Is it any wonder, then, that the sickest among us often hide in public, hoping no one will find out about the voices that haunt their daydreams? Should we be surprised when, every few months, a lost soul lashes out, seemingly out of nowhere?

As a colleague noted the other day, there is a cleverly branded campaign for almost every major disease, from malaria to muscular dystrophy. We have overcome the stigma surrounding homosexuality to organize AIDS walks and rides. The desire to cure all forms of cancer is universal. Nevertheless, you’ll be hard-pressed to find a march for split personalities.

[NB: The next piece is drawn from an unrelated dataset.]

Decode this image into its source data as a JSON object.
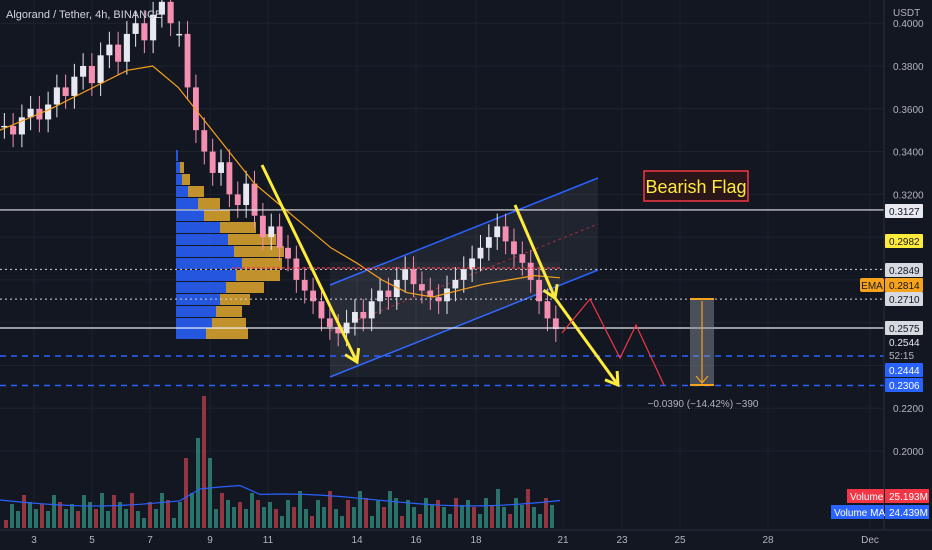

That’s too bad. Because whether these public displays of concern lead directly to a cure, or even raise enough money to pay for themselves, is beside the point. Their very existence builds allegiances and political alliances, giving comfort to those left behind and hope to those still in the fight.

A like-minded crowd with a common cause can even give those who struggle a safe place to tell their stories and, every now and then, get the wider world to stop spinning long enough to listen to their voices, and the voices that they hear.

David Schimke is editor in chief of Utne Reader.

This article first appeared in the March-April 2011 issue of Utne Reader.